La mission du service public de l’emploi est d’enregistrer toutes les personnes qui s’inscrivent auprès d’un centre régional de l’emploi (ORP) dans le cadre de leur recherche d’emploi, et de les aider à trouver un emploi. Cela inclut égale­ment les demandeurs d’emploi qui sont temporairement incapables de demander des allocations de chômage. Ce groupe est connu sous le nom de demandeurs non-bénéficiaires de prestations (NBP). Mais qui sont ces NBP? Comment mieux les soutenir? La Confédération a commandé une étude pour répondre à ces questions. Résultat: près d’un cinquième de tous les demandeurs d’emploi enregistrés auprès des ORP appartiennent à ce groupe.

Désinscrits des OPR: un nouvel emploi, ou par frustration

La plus grande partie des NBP est composée de personnes qui sont en voie de licenciement. Le plus petit groupe est composé de ceux qui ont été licenciés. Toutefois, les groupes varient considérablement d’un canton à l’autre, ce qui est lié aux réglementations cantonales. Selon l’étude, de nombreux NBP ne sont enregistrés auprès de l’ORP que pendant deux à trois mois en tant que demandeurs d’emploi sans prestations. Après cela, certains d’entre eux se désinscrivent de l’ORP parce qu’ils prennent un emploi, tandis que d’autres passent au système d’allocations après une période plus courte. Souvent, cependant, la raison de la radiation ne se traduit pas par une recherche d’emploi fructueuse, mais par l’absence de droit à une prestation balisée. La frustration et l’insatisfaction jouent également un rôle ici, selon l’étude.Les demandeurs d’emploi sont nette­ment plus satisfaits en cas de licenciement. En termes d’âge, de sexe et d’éducation, ils présentent un profil similaire à celui des bénéficiaires de prestations. Les ORP sont très bien adaptés à ces personnes et peuvent leur apporter un soutien ciblé.

La direction est bonne

Les autres NBP sont généralement plus jeunes, plus souvent originaires de pays tiers et n’ont relativement souvent pas suivi d’enseignement post-obligatoire. Que leur arrive-t-il? Seuls 17% se réinscrivent dans l’année. Selon l’étude, cela est dû au fait que ces NBP trouvent une solution à long terme, se retirent complètement de l’emploi ou se passent tout simplement du soutien des ORP lorsqu’ils cherchent un emploi. Il y a donc encore beaucoup de rattrapage à faire ici, afin de pouvoir soutenir de manière plus ciblée ce groupe. Néanmoins: l’offre des ORP s’est beaucoup améliorée au fil des ans, en particulier pour les NBP. Aujourd’hui, ils sont largement traités de la même manière que les bénéficiaires de prestations, selon l’étude. Ils pourraient notamment bénéficier des mêmes services en termes de conseil et de placement. La participation à des mesures du marché du travail (MMT), telles que des cours ou des stages, afin d’acquérir une expérience professionnelle ou de développer ses propres compétences, fait encore l’objet de certaines réductions.

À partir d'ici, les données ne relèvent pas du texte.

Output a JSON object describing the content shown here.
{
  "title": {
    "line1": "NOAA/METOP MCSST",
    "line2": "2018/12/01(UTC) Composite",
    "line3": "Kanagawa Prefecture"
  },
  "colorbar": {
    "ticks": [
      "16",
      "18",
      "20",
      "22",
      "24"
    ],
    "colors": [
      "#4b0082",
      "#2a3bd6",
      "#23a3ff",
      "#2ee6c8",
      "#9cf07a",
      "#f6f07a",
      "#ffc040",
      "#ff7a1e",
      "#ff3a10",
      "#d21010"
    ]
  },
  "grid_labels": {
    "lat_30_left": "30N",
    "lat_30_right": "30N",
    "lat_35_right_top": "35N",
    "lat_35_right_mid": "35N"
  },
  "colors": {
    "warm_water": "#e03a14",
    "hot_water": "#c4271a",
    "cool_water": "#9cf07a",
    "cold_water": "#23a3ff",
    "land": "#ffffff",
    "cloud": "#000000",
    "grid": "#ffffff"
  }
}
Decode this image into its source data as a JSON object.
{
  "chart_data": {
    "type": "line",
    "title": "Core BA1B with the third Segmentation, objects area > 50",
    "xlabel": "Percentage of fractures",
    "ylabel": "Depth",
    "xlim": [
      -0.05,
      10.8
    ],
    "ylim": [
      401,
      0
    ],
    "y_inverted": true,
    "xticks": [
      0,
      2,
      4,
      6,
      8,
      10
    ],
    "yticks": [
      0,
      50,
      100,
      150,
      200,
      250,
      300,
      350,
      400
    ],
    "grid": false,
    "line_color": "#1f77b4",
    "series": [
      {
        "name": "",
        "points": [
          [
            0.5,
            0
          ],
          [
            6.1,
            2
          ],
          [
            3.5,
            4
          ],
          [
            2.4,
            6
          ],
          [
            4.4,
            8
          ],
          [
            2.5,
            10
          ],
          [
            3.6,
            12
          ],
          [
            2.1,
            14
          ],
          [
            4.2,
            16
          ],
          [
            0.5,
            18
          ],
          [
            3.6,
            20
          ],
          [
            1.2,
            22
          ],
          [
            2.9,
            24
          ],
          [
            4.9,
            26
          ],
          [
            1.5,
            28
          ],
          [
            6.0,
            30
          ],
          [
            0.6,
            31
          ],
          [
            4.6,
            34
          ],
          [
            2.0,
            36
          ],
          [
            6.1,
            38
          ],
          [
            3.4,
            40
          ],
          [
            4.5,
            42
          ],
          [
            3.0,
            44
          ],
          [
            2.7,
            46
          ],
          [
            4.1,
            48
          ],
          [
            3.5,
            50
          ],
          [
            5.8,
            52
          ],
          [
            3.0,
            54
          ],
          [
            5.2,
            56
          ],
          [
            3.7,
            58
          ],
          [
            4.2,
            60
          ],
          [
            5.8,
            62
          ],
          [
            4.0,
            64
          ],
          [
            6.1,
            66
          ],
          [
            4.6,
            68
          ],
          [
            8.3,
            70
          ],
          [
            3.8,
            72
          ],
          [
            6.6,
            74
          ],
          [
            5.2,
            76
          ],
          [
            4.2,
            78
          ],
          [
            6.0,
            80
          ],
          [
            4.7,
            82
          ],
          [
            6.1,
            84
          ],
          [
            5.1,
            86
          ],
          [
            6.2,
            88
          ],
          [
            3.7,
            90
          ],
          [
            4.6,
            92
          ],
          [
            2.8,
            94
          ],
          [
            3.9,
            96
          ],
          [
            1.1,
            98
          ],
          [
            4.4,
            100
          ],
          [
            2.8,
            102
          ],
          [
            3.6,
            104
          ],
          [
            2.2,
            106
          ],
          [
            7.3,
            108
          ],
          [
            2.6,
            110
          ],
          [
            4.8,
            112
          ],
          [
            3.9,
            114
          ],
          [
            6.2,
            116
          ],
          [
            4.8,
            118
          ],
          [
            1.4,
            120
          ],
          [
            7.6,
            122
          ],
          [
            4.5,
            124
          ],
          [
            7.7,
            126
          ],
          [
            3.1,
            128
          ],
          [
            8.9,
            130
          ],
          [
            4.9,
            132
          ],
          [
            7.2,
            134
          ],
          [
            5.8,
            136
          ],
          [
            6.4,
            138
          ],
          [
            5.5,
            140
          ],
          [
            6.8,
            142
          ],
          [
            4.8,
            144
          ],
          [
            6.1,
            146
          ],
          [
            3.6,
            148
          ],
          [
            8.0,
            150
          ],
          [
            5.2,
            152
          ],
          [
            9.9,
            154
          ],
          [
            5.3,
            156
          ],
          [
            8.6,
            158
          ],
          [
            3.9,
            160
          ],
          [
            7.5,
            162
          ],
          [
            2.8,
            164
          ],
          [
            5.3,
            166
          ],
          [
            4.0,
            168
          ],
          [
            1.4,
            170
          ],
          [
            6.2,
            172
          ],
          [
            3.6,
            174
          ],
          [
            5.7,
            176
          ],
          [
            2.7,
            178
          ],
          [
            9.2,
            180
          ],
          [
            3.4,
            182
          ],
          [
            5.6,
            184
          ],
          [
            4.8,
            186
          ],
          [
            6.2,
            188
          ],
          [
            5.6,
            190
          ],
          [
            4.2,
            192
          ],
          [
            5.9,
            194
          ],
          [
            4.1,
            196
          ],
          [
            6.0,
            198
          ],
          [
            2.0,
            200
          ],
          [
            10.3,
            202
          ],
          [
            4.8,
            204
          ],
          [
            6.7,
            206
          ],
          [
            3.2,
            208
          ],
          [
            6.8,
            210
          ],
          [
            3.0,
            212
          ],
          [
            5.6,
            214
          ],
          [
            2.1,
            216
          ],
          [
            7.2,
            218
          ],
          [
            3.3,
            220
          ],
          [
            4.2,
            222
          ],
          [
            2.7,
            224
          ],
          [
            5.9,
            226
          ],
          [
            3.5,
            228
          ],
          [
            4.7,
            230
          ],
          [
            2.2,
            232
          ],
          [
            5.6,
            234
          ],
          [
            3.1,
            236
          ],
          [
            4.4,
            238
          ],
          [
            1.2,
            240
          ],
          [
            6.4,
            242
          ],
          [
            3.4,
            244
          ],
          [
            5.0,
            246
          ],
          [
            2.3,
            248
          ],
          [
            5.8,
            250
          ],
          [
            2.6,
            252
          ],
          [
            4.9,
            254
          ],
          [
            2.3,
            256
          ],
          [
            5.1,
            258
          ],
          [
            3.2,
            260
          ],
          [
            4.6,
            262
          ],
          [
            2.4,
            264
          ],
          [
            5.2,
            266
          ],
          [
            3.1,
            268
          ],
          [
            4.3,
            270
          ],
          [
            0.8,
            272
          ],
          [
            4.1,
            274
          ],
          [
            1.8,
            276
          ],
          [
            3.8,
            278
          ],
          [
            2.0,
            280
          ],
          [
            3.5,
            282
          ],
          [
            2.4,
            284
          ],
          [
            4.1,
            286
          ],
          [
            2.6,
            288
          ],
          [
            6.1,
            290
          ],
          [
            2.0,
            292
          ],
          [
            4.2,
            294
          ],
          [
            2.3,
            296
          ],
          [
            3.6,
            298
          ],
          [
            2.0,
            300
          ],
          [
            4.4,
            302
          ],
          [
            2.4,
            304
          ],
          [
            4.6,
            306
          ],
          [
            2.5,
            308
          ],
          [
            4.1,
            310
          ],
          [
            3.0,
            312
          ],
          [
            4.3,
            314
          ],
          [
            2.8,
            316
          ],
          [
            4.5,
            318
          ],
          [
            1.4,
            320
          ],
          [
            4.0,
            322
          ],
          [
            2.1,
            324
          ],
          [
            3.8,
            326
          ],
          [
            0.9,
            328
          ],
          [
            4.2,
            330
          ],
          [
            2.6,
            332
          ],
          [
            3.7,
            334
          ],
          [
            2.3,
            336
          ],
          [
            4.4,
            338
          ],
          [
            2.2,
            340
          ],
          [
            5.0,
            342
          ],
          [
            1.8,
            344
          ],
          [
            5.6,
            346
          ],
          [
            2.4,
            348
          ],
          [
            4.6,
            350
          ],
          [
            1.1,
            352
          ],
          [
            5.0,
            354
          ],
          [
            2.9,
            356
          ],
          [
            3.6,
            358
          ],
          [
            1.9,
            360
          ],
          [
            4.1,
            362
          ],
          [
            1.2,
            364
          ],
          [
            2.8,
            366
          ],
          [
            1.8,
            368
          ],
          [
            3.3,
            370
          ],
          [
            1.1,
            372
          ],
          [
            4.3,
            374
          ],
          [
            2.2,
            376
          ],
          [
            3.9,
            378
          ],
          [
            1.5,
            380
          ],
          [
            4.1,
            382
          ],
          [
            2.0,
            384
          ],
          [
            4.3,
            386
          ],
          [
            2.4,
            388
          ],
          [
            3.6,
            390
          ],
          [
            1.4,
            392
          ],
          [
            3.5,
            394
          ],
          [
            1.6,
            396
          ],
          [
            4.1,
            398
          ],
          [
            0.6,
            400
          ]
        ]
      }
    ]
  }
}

Obstacles sanitaires et sociaux

Le NBP juge souvent les conseils comme peu ou pas très utiles. Selon l’étude, «dans certains cas, on soupçonne que cela peut être dû non pas à la qualité mais à un manque de temps pour le conseil». Il est également soupçonné que le NBP diffère systématiquement des bénéficiaires de services en ce qui concerne leur situation de vie. Ils sont plus susceptibles d’avoir des problèmes de santé, et les situations sociales difficiles sont également plus fréquentes. Dans ces cas, la réduction de la frustration et le renforcement de la confiance en soi sont «parfois les questions les plus urgentes».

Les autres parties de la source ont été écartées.